I hadn’t thought about them too much, to be honest, and I was unsure how to handle this little hiccup. Thumbing my lower lip, I tried to think of a solution.

What the fuck was I going to do with two twelve-and-a-half year old girls?

Chapter Two

Present

I stared at the box of ashes for what felt like hours. My left arm hung limply by my side, Eva’s jagged heart pendant clutched within my fist.

For a minute or two, I tried to convince myself this didn’t mean anything, that she could still be wherever it was she was supposed to be. I knew she was gone, though. On a sub-conscious level, I’d always known.

I continued to search for her because as her sister—and the only family she had left who gave a shit about her—I’d felt obligated to do so.

My prolonged denial made the truth a bitter pill to choke down.

Two symmetrical tears ran down my face, dropping off and falling silently to the beige carpet.

My cell continued to vibrate in my back pocket, stopping me from settling into a full-blown state of melancholy.
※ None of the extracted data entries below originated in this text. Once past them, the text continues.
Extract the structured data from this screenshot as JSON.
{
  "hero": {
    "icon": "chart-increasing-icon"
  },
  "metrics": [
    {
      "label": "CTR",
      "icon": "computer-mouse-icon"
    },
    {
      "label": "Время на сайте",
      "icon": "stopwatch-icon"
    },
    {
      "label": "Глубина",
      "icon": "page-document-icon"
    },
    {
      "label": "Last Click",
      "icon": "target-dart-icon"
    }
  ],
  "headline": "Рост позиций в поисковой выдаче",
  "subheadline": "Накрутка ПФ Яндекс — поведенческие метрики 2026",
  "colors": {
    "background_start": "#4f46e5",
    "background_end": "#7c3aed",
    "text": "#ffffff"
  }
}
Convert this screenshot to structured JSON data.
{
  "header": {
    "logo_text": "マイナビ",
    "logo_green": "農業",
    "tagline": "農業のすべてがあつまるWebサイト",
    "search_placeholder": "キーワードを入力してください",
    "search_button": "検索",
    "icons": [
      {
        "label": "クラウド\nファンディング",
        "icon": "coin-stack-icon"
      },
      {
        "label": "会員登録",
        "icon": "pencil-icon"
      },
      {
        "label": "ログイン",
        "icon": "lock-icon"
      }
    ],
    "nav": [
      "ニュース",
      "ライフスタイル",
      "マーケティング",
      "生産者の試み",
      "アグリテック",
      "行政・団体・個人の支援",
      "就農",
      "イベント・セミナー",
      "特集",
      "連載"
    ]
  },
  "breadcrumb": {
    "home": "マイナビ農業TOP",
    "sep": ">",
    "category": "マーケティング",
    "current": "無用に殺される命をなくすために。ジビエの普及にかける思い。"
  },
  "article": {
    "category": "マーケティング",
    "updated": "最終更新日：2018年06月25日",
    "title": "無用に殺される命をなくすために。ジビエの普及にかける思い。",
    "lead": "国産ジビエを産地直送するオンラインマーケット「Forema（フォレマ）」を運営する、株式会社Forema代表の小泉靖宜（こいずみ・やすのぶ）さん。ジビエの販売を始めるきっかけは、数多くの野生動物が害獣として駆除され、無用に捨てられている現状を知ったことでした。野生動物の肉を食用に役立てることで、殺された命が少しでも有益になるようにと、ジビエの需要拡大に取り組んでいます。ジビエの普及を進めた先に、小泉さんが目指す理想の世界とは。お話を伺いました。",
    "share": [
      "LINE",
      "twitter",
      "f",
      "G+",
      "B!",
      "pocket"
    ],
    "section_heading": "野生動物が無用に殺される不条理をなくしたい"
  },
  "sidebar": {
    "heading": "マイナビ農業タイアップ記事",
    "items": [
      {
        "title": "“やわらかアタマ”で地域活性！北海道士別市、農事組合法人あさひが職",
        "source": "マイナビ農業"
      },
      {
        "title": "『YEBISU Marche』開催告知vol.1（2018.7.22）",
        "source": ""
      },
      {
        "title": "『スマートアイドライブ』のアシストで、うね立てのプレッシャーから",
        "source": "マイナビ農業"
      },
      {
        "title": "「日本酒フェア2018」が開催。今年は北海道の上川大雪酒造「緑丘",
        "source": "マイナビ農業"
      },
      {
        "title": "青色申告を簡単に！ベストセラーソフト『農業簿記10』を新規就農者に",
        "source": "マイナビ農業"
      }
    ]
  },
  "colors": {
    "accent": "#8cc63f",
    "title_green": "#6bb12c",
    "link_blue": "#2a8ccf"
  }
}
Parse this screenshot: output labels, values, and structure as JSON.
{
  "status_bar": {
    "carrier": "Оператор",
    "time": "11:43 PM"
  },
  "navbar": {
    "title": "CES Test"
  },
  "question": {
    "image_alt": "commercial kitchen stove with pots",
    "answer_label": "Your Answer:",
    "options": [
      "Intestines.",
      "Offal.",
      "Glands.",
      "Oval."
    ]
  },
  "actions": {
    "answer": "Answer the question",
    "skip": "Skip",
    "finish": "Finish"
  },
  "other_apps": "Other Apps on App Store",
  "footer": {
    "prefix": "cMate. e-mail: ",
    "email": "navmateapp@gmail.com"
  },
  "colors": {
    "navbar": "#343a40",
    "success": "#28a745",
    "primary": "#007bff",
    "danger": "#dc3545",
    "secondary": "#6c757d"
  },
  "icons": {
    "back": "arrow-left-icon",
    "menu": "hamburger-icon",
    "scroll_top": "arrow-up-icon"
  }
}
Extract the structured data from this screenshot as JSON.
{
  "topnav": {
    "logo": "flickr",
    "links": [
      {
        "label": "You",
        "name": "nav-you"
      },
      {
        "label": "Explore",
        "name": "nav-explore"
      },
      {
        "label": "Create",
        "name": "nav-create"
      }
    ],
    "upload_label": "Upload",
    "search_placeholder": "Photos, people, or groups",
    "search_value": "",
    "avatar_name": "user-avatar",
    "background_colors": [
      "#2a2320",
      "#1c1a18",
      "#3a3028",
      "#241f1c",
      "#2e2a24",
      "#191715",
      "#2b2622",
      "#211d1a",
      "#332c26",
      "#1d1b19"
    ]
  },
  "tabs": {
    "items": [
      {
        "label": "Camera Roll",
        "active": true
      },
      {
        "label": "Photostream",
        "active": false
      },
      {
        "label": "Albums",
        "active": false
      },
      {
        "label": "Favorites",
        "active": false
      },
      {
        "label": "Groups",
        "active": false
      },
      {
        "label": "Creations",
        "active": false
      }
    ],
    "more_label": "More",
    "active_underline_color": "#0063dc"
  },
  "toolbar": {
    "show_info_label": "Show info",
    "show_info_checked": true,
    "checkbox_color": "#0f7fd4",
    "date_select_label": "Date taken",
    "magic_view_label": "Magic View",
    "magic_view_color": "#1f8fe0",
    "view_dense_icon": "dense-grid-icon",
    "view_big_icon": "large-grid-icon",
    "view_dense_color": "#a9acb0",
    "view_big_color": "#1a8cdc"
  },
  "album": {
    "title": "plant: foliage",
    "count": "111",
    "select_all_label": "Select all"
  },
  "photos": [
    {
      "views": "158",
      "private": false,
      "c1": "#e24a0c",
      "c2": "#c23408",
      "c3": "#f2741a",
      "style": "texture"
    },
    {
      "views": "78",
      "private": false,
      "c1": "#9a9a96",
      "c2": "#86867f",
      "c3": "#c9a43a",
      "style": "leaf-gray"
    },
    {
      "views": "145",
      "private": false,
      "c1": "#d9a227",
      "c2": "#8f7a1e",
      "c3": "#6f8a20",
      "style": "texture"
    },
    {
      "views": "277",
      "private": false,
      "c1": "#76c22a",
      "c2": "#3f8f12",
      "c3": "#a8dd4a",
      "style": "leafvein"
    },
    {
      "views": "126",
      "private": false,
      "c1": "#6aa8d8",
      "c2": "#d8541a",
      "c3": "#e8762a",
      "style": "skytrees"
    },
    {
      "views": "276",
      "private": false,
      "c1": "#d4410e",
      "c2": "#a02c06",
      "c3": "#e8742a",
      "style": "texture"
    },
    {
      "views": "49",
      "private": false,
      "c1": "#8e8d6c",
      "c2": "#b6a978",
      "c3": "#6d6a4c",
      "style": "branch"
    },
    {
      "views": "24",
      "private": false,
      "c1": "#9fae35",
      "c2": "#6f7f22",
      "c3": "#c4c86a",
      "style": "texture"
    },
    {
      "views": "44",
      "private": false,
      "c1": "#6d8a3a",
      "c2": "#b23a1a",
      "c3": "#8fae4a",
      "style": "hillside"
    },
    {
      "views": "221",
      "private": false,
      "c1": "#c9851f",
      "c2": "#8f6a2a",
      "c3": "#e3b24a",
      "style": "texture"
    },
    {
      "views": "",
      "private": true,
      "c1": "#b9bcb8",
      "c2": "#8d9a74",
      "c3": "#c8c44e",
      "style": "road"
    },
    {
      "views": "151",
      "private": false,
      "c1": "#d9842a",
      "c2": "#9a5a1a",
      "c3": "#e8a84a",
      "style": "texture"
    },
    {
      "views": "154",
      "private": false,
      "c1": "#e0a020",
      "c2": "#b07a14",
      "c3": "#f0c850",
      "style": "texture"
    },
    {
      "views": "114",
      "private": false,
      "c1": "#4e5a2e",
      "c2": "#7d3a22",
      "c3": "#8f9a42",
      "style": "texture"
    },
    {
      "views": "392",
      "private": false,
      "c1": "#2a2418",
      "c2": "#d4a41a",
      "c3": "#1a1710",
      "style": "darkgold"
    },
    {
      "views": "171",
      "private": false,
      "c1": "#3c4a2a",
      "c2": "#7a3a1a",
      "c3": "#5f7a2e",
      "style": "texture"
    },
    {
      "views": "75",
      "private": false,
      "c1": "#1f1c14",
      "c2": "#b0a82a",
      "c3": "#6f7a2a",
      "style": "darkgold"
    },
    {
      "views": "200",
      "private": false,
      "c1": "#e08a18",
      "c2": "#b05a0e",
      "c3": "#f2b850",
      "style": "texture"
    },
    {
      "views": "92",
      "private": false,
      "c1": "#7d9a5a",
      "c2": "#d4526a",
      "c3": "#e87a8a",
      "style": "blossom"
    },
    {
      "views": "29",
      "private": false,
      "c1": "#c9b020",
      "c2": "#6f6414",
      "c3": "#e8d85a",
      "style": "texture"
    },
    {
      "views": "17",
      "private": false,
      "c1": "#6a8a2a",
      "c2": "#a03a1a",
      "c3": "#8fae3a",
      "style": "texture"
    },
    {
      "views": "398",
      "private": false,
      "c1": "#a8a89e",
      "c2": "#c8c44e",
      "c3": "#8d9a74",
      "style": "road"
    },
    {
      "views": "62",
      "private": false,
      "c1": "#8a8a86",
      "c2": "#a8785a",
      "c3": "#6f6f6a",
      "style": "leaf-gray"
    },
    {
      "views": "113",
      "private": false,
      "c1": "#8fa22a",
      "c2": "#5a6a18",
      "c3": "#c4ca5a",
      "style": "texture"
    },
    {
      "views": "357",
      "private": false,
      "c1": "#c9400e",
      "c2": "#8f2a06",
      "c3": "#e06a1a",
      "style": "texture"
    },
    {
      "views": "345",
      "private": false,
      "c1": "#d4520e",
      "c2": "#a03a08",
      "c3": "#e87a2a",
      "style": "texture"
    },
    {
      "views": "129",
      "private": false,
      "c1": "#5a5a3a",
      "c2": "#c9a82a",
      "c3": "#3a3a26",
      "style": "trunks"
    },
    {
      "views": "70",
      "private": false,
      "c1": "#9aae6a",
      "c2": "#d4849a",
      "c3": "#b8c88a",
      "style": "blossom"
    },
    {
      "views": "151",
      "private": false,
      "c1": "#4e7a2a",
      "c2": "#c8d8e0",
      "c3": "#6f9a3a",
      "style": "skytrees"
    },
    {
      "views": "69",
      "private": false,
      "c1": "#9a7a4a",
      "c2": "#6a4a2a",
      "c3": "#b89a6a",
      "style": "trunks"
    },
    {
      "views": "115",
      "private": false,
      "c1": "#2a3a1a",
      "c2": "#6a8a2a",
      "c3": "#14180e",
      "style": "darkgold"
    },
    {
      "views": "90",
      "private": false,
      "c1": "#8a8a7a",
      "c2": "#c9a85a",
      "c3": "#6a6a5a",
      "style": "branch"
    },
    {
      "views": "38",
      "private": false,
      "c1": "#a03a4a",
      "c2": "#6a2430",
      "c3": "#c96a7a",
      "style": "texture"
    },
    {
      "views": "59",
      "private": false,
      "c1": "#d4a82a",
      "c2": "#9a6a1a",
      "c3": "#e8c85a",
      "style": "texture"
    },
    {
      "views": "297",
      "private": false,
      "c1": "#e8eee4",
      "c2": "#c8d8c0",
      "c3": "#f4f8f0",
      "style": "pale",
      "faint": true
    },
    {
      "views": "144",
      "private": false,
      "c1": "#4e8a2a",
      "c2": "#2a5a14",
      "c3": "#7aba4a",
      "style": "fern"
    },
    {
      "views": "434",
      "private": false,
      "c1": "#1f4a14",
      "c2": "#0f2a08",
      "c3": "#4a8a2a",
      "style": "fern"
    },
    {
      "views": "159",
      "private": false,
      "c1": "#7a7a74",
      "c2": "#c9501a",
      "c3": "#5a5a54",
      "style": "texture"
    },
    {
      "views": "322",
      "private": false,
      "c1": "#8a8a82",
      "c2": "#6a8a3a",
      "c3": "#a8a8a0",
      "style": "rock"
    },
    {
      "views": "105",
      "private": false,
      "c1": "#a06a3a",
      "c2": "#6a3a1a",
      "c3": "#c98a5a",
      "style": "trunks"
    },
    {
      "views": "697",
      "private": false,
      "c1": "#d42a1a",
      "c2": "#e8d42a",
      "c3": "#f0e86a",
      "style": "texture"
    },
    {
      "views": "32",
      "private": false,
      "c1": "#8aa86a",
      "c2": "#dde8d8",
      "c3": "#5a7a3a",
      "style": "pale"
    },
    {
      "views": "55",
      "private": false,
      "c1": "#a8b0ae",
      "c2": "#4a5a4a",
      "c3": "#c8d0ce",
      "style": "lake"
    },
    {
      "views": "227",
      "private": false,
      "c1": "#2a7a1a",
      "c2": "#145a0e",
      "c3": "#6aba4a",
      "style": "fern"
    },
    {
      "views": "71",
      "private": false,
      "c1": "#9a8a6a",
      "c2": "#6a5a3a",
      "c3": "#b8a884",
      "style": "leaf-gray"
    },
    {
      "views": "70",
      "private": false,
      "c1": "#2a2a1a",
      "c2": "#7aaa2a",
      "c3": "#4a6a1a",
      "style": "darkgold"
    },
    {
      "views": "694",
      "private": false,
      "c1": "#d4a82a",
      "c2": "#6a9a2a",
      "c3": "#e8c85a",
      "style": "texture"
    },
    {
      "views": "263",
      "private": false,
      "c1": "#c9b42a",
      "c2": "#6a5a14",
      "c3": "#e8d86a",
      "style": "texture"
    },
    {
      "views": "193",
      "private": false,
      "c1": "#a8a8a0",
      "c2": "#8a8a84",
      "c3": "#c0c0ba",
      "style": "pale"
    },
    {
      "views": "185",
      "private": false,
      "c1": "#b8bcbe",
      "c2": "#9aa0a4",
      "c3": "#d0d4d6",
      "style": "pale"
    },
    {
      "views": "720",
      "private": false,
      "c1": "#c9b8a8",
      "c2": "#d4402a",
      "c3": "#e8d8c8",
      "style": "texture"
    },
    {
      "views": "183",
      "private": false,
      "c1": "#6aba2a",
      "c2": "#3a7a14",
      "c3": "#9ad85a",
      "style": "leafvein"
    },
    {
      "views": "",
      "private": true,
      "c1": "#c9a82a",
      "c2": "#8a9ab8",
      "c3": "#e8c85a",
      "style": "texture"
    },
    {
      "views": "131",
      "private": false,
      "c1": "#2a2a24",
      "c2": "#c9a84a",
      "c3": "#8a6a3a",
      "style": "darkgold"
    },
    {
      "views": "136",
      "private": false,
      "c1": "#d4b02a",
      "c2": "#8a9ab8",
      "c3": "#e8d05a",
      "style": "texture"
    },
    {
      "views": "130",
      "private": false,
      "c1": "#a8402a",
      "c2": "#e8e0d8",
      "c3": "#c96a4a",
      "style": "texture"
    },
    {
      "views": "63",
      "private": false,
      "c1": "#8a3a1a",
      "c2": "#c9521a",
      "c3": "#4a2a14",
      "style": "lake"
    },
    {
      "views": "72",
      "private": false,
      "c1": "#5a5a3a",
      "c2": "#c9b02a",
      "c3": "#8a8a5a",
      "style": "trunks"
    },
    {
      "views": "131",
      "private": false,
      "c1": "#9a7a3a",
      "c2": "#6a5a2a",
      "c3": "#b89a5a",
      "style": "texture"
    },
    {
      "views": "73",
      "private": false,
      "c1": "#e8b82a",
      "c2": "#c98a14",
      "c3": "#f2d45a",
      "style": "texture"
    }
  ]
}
I knew who it was without having to check. I’d told him I was leaving, not where I was going; I’d simply hopped in the car and left.

The idea of going back to him wasn’t feasible to me. I felt the weight of his world in every inch of my spine. His presence would only make me go completely out of my mind. I couldn’t put up any semblance of defense against him in my current emotional limbo.

Shutting my eyes, I took a few deep breaths, pushing all the hurt, anger, and chaos to a dark corner of my mind.

I needed to remain cognizant of every move I made. I needed to get away from all of this and take time for myself, to regroup and sort out my shit.

I could bet my life that the car Mateo had bought me was equipped with a tracker. Taking off in it wasn’t an option. Running wasn’t supposed to be an option, but at this point, Mateo could go straight to hell. Then again, he’s probably love it there. I was positive that’s where he’d spawned from.

I slipped Eva’s necklace in the front pocket of my shorts, and gently placed the lid back on the box of ashes, ignoring the framed king of hearts card altogether.

There was a high possibility this wasn’t Eva, and nothing more than a statement confirming she was gone.

The whole cremation thing wasn’t Mateo’s style. The man just wasn’t that considerate.